Et quelle est la représentation que l’acteur en question se
forge d’un avenir souhaitable et réalisable, sachant que,
s’il s’agit d’un acteur opérant au nom de l’intérêt collectif,
il ne s’agit pas de considérer que l’intérêt collectif n’est
rien d’autre que la somme des intérêts individuels, a
fortiori d’une opinion publique que l’on sait fugace,
volatile et souvent surdéterminée par la conjoncture du
moment. Cela, en d’autres termes, signifie que les
prospectivistes vont explorer différentes options, leurs
conditions de mise en œuvre, procéder à une évaluation
ex ante des coûts et bénéfices de chacune d’elles mais qu’il
incombera au décideur de prendre ses responsabilités au
moment d’opérer des choix qui engage la société à long
terme.
Ici intervient donc la notion de projet (venant du latin
pro­jeter,) jeter dans un avenir plus ou moins lointain une
image d’un avenir souhaitable, donc exigeant un choix en
terme de valeur, et réalisable.
14
La lettre de l'I­tésé ­ Numéro 22 ­ Eté 2014
S’il est important d’être animé d’un tel projet qui confère
un sens et une cohérence à long terme à nos actions, il est
également important de s’efforcer de le réaliser, d‘où la
nécessité d’établir un compte à rebours (backcasting)

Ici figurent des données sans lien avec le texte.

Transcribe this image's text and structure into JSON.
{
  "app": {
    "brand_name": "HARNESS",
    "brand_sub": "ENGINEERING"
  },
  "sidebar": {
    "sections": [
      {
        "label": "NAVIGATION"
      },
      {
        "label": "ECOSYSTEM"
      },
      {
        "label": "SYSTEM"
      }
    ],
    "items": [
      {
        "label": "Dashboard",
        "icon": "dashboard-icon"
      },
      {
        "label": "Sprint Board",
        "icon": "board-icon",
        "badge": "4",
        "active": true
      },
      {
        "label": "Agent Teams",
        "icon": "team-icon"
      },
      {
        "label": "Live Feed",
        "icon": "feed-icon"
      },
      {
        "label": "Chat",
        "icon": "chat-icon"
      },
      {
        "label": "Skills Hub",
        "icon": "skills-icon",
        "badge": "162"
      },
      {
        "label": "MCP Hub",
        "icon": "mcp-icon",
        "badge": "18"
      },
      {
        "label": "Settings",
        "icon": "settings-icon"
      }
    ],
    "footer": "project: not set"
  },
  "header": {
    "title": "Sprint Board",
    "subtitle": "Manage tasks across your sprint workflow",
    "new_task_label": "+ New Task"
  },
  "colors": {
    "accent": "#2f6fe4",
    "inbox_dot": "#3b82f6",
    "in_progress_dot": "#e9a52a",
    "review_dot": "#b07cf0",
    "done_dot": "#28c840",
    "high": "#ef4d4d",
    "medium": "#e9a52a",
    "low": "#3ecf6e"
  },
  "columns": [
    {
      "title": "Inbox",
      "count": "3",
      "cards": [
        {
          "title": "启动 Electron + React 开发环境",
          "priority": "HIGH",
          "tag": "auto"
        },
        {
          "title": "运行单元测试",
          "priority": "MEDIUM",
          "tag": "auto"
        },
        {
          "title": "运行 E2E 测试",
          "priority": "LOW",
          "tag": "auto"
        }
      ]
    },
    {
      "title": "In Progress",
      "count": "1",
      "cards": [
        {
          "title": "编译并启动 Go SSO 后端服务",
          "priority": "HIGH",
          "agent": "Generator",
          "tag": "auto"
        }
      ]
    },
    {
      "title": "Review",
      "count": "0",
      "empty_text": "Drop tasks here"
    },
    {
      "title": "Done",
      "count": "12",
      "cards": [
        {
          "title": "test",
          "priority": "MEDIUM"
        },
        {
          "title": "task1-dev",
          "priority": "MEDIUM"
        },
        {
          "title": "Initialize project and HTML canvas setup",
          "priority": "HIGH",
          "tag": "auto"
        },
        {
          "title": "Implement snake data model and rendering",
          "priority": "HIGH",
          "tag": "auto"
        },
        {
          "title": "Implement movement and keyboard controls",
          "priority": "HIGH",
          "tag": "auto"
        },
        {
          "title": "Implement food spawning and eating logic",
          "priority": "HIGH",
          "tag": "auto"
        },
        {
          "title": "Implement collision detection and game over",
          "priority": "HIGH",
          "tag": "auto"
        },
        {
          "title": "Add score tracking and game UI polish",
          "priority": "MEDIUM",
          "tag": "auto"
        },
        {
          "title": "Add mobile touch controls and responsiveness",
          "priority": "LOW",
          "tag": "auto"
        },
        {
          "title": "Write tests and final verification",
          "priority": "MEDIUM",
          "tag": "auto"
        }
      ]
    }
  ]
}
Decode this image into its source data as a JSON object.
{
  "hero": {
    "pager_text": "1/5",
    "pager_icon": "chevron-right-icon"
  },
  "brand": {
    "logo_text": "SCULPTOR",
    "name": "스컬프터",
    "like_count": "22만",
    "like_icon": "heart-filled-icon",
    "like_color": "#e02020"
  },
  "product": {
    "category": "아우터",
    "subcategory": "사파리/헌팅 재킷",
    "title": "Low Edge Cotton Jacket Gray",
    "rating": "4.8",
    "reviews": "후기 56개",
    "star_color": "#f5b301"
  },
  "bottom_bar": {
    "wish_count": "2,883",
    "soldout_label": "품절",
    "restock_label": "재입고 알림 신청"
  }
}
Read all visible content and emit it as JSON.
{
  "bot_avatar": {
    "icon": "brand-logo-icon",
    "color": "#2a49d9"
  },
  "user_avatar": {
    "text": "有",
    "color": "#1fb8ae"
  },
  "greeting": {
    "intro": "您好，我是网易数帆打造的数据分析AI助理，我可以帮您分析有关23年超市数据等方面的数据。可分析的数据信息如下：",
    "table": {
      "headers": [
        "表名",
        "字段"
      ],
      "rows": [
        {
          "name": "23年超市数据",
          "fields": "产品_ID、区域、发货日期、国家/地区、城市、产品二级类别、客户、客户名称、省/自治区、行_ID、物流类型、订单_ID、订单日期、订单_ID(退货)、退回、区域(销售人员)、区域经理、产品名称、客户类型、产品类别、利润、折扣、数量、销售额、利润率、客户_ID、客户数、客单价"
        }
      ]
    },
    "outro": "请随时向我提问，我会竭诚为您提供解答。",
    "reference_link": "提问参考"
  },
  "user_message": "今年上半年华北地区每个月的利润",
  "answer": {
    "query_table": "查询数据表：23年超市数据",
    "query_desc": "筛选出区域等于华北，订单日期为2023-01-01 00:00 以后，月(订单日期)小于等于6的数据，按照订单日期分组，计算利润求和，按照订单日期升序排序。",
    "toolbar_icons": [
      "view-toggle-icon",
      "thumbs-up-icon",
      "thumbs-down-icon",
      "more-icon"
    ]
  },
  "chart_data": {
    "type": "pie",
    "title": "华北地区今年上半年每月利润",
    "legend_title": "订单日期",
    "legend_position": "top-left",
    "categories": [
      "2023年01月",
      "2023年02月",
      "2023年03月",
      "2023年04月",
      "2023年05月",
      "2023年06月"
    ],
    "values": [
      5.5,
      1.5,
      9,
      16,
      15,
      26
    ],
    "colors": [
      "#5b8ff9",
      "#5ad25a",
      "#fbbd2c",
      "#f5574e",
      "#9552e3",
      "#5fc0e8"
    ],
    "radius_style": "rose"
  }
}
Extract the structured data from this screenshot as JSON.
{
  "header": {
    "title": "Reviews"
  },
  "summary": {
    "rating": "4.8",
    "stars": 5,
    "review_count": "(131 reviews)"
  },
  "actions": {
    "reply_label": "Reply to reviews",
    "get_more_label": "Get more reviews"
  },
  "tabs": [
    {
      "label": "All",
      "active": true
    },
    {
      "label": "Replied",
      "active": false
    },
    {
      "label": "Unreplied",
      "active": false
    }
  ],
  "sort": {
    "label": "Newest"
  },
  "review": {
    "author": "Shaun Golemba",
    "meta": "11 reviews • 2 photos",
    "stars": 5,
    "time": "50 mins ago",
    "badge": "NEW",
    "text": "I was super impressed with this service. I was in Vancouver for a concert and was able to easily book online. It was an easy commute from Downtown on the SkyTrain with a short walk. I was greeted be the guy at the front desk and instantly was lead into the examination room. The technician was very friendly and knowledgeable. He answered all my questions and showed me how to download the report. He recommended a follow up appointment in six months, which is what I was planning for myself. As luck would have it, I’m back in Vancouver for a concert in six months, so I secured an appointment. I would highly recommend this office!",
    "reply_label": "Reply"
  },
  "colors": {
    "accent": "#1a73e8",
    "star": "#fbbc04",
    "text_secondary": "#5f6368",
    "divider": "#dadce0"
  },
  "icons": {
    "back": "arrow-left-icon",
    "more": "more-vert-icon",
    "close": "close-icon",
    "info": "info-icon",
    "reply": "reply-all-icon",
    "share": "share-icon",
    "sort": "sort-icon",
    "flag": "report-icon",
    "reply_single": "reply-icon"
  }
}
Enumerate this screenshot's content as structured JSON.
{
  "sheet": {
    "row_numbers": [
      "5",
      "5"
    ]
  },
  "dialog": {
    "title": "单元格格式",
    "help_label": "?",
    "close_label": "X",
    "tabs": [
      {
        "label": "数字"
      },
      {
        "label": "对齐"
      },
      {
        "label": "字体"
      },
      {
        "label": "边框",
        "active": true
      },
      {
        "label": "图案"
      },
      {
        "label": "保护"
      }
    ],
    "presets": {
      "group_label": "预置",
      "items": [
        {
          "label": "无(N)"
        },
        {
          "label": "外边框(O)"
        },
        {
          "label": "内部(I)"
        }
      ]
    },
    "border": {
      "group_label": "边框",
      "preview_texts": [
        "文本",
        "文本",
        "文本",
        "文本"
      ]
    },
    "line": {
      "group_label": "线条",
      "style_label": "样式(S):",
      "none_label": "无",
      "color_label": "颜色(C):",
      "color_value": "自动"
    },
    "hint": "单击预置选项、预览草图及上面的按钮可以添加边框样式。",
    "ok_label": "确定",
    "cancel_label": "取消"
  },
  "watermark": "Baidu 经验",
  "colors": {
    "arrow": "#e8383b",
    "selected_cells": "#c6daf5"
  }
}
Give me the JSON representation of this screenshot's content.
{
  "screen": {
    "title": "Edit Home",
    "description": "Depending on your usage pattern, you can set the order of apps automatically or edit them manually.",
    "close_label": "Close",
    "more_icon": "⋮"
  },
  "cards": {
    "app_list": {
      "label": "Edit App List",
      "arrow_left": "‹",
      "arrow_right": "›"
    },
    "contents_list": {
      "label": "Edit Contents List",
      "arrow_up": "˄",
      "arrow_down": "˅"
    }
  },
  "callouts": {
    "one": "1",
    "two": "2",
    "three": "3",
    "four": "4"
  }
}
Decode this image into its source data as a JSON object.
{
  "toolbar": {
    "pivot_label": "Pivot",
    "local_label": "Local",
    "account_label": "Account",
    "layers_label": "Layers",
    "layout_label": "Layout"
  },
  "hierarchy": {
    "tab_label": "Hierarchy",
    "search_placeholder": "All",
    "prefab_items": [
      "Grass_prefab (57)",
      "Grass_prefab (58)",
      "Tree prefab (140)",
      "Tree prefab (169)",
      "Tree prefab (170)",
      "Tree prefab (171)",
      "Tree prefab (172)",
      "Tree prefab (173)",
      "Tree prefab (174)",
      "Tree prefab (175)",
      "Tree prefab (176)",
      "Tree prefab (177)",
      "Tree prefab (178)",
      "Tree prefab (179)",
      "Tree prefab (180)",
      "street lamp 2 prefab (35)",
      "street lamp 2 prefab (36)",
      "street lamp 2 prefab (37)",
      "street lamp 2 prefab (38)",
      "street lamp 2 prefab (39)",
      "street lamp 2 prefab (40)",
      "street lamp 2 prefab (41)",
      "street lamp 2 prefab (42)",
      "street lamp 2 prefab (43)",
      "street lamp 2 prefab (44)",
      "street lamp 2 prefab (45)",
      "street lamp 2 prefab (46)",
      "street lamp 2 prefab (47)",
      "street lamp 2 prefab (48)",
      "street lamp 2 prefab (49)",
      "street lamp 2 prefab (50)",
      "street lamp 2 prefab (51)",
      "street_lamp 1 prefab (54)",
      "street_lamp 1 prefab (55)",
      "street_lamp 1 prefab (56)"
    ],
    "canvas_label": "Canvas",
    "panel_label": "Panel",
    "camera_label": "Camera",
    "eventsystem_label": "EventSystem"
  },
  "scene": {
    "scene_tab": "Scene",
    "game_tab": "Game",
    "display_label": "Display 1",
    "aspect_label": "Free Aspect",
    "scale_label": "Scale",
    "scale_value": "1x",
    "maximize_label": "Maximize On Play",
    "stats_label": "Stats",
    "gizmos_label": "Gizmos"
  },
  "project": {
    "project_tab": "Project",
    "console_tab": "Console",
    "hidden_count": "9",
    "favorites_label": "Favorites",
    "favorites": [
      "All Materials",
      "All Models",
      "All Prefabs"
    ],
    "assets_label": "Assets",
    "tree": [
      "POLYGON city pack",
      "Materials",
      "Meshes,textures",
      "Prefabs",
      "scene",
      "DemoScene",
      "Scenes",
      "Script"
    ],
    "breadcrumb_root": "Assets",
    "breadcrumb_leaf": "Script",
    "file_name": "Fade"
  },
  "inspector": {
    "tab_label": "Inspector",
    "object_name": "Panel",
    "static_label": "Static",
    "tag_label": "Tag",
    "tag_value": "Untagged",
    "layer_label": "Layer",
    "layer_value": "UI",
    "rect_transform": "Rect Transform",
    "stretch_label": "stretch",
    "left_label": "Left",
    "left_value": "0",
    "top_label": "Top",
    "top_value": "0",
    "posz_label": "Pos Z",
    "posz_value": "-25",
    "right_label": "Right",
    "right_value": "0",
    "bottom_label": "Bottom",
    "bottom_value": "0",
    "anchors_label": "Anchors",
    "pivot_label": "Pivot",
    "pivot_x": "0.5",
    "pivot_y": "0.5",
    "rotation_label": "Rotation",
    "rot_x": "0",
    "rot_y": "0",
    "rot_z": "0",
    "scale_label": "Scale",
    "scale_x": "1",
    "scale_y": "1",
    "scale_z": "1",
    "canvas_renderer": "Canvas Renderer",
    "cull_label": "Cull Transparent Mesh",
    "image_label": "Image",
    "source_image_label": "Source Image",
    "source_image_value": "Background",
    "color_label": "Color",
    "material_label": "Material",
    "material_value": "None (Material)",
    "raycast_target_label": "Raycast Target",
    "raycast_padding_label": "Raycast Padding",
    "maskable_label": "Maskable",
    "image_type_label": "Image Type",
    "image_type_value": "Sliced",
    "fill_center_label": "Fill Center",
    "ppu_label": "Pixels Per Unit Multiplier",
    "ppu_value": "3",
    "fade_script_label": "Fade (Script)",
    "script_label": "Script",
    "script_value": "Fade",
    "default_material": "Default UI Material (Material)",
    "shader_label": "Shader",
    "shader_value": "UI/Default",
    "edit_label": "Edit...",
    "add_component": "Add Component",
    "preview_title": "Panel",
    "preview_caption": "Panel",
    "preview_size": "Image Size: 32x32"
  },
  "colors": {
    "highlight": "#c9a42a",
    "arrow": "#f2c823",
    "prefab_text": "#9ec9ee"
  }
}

pour savoir qui peut faire quoi et comment dès demain et
les jours suivants pour atteindre l’objectif. L’on pourra
alors parler de plan, de programmation, d’allocation de
moyens. Mais comme nul ne peut prévoir précisément
comment évoluera la conjoncture, s’il est important de
tenir le cap, il est également important d’être capable
d’ajuster les voiles.
Je terminerai en insistant sur l’importance de bien
apprécier les échelles de temps. La prospective ne
s’intéresse pas qu’au long terme, y compris parce que,
pour y arriver, il faut passer par le court et le moyen
terme. La prospective exploratoire part du présent pour
aller explorer le spectre des possibles ; la prospective que
l’on appelait auparavant normative (et désormais
stratégique) part d’un objectif pour revenir vers le
présent. Il est tout aussi important d’être capable de fixer
des ordres de grandeur. Elaborer des scénarios sans qu’ils
soient assortis de cheminements conduit à de nombreuses
erreurs et n’a guère de vertu opérationnelle. Or la
prospective doit pouvoir être utile à l’exercice du
pouvoir, donc à la décision et à l’action.